Salah seorang mahasiswa tampak mengulur meteran sepanjang kurang-lebih 15 meter di kawasan penggalian yang berlokasi di belakang permakaman umum Desa Kumitir. Dari ujung meteran, dua mahasiswa mendorong alat georadar bolak-balik. Setelah itu, mereka membaca data yang tertera pada layar alat tersebut. Alat georadar bisa menembus kedalaman tanah sampai 30 meter. “Kami meneliti kondisi tanah di lokasi penggalian. Kami juga mengambil sampel di beberapa tempat,” ucap Amien. Sampel-sampel itu selanjutnya diteliti di laboratorium geofisika ITS selama sekitar tiga pekan. “Sehingga kami bisa menyimpulkan ini dulu bekas endapan apa,” tutur Amien.
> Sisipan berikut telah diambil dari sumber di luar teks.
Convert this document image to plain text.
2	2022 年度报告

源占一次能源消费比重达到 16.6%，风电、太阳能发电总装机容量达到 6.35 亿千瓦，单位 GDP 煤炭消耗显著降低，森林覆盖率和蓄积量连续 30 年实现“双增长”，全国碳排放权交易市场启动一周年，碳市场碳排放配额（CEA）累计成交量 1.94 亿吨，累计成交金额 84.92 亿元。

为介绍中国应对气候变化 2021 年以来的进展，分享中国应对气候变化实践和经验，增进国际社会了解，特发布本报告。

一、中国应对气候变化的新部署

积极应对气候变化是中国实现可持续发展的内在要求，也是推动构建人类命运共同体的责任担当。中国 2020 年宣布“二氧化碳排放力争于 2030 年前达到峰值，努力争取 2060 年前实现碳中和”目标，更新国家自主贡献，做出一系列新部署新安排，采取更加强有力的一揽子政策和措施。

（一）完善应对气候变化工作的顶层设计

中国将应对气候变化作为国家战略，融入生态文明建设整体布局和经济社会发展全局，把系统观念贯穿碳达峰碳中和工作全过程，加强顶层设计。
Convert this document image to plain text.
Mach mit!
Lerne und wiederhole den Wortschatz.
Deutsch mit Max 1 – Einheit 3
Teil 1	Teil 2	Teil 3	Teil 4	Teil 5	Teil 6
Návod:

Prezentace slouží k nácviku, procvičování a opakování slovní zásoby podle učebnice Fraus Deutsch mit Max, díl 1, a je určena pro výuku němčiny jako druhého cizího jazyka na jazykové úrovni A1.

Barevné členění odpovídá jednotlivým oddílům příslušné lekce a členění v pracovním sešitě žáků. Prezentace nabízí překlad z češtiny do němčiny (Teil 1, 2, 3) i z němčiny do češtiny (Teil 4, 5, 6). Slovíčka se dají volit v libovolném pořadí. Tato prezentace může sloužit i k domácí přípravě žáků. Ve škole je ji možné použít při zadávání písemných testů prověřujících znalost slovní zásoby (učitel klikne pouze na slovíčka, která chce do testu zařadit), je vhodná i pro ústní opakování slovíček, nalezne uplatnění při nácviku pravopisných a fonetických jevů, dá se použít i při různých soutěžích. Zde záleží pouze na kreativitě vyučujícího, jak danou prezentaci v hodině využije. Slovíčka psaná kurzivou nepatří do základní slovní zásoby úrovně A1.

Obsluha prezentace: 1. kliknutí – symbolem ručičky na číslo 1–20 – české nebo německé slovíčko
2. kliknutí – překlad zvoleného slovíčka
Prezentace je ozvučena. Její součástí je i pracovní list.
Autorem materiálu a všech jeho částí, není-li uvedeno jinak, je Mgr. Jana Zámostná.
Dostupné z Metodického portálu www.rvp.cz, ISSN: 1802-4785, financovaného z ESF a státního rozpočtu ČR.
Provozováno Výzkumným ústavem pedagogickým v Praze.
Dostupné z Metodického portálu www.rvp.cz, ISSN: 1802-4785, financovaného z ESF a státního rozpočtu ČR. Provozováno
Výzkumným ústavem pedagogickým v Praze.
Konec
Mahasiswa Teknik Geofisika ITS sedang meneliti lapisan tanah menggunakan alat georadar di Situs Kumitir, Mojokerto, 24 Agustus lalu. Tempo/Kukuh S. Wibowo
Amien berujar, dilihat dari sampel yang telah dikaji ITS, mungkin ada endapan bekas banjir bandang yang menerjang Kumitir. Atau mungkin bekas banjir lahar akibat erupsi gunung api. “Endapan banjir bandang dan banjir lahar punya ciri-ciri khusus, maka kami di sini meneliti ciri-ciri itu. Kami mengambil sampel dari sisi hulu, tengah, dan hilir,” ucap Amien.
• • •
EKSKAVASI sebulan penuh, sejak 4 Agustus sampai 9 September lalu, yang dilakukan BPCB Jawa Timur di Kumitir itu disebut-sebut merupakan ekskavasi paling spektakuler untuk menyibak kehidupan masa lalu Majapahit dalam beberapa tahun terakhir. Penggalian dilakukan di area seluas 6 hektare dan melibatkan kurang-lebih 55 pekerja warga setempat serta sekitar 40 tenaga ahli BPCB. Awalnya, pada 2017, sejumlah perajin batu bata di Kumitir menemukan sebuah struktur batu bata kuno seperti tembok rendah. BPCB memperkirakan temuan itu adalah struktur talut yang sesungguhnya memanjang jauh.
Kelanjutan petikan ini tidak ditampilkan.